New York State fails to care about the unemployed!
New York State fails to care about the unemployed!
Left out of the progressive $212 billion budget, was Albany’s punitive tax on the unemployed.
Governor Cuomo and the Legislature under Senate Majority Leader Andrea Stewart-Cousins and Assembly Speaker Carl Heastie told the 3.9 million New Yorkers who lost their jobs and collected unemployment benefits during the COVID year of 2020 to pay up $1.4 billion, with an average tax bill of $365.
In a normal year, unemployment is fully taxable as unearned income, both by the IRS and New York. But understanding that COVID pushed many people off payrolls and that Congress sharply increased benefits, taxing that aid money is just foolish.
So, President Biden’s $1.9 trillion COVID bill was correctly amended when it passed last month, exempting, for 2020, the first $10,200 of unemployment for people making under $150,000. New York tax law would usually automatically follow, under a policy called rolling conformity, but the state severed, or decoupled, a year ago.

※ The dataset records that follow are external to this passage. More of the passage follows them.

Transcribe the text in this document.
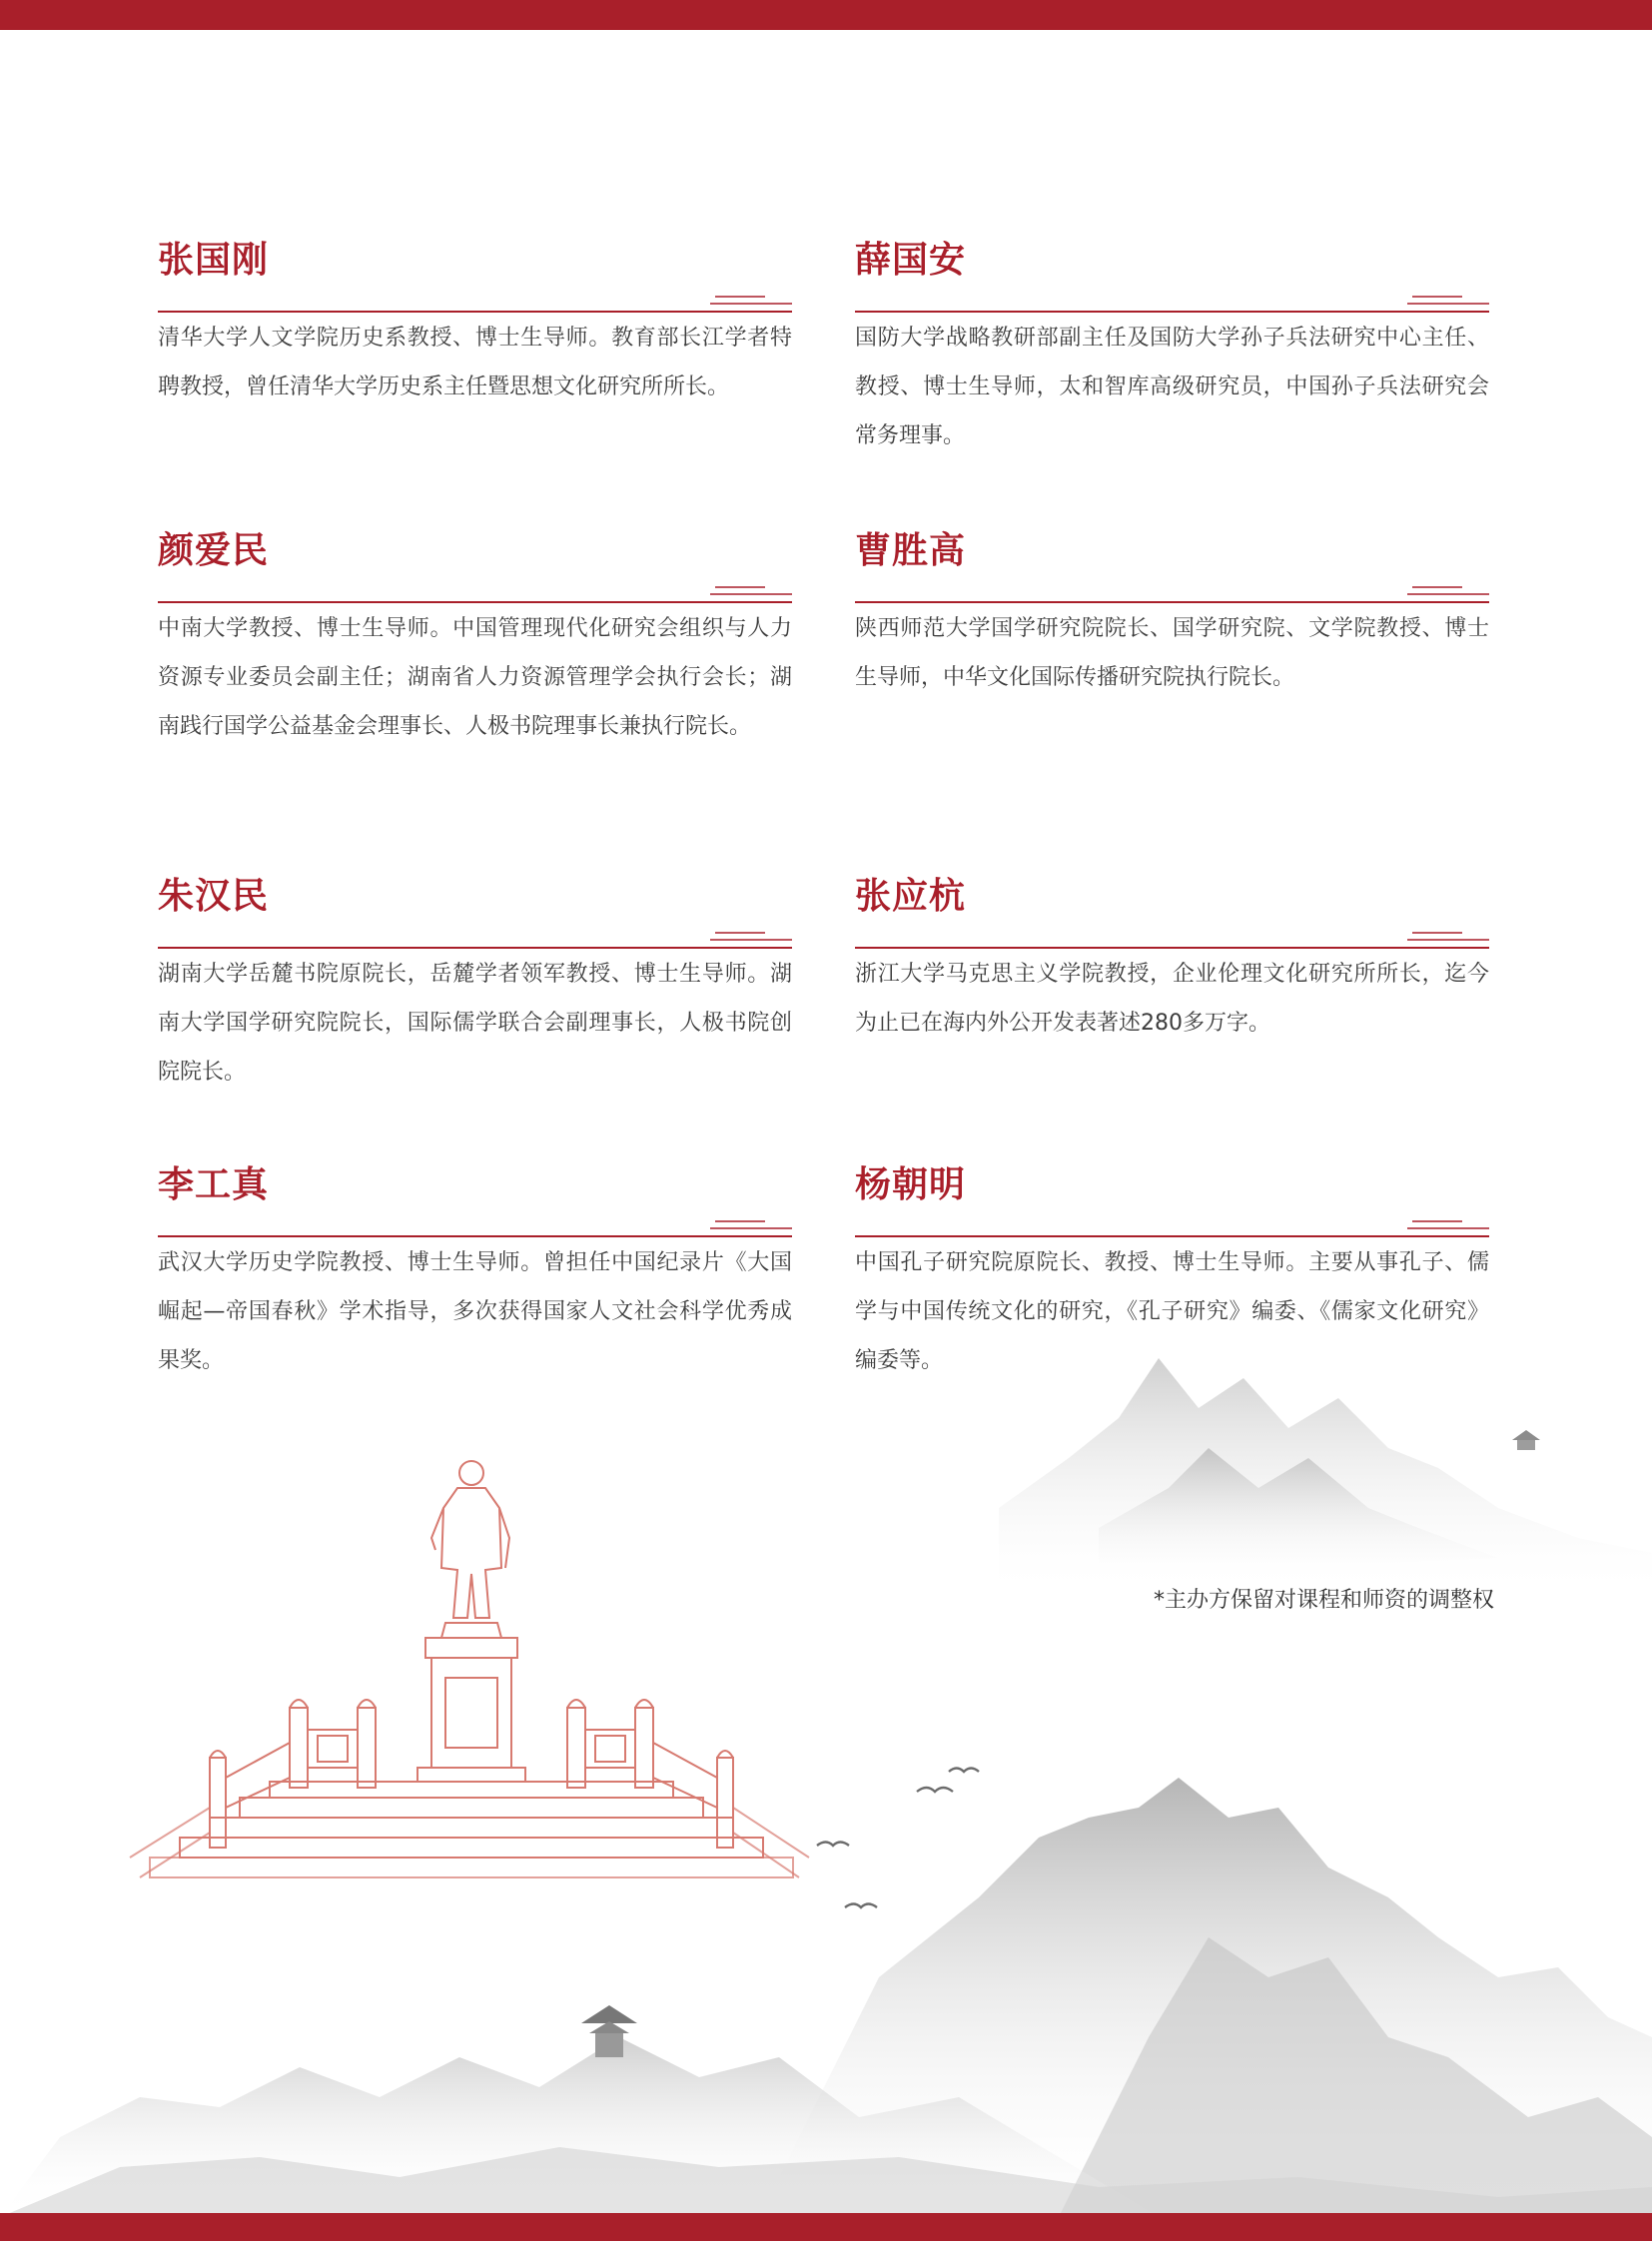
张国刚
清华大学人文学院历史系教授、博士生导师。教育部长江学者特聘教授，曾任清华大学历史系主任暨思想文化研究所所长。
薛国安
国防大学战略教研部副主任及国防大学孙子兵法研究中心主任、教授、博士生导师，太和智库高级研究员，中国孙子兵法研究会常务理事。
颜爱民
中南大学教授、博士生导师。中国管理现代化研究会组织与人力资源专业委员会副主任；湖南省人力资源管理学会执行会长；湖南践行国学公益基金会理事长、人极书院理事长兼执行院长。
曹胜高
陕西师范大学国学研究院院长、国学研究院、文学院教授、博士生导师，中华文化国际传播研究院执行院长。
朱汉民
湖南大学岳麓书院原院长，岳麓学者领军教授、博士生导师。湖南大学国学研究院院长，国际儒学联合会副理事长，人极书院创院院长。
张应杭
浙江大学马克思主义学院教授，企业伦理文化研究所所长，迄今为止已在海内外公开发表著述280多万字。
李工真
武汉大学历史学院教授、博士生导师。曾担任中国纪录片《大国崛起—帝国春秋》学术指导，多次获得国家人文社会科学优秀成果奖。
杨朝明
中国孔子研究院原院长、教授、博士生导师。主要从事孔子、儒学与中国传统文化的研究，《孔子研究》编委、《儒家文化研究》编委等。
*主办方保留对课程和师资的调整权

That meant that Albany had to write its own exemption, but complicating things was Congress inserting language into the bailout bill prohibiting states from cutting taxes. The Treasury Department was expected to give guidance on what would happen; New York officials kept asking Washington for guidance but to no avail.
It was only on Wednesday that the federal government gave states the okay to change their own tax codes to match IRS rules and not suffer any penalty. That was a month after Biden signed the COVID relief bill. The uncertainty was one of the problems that stopped Albany from acting. Now that the coast is clear, NYS needs follow the feds and do so before the May 17 Tax Day Deadline.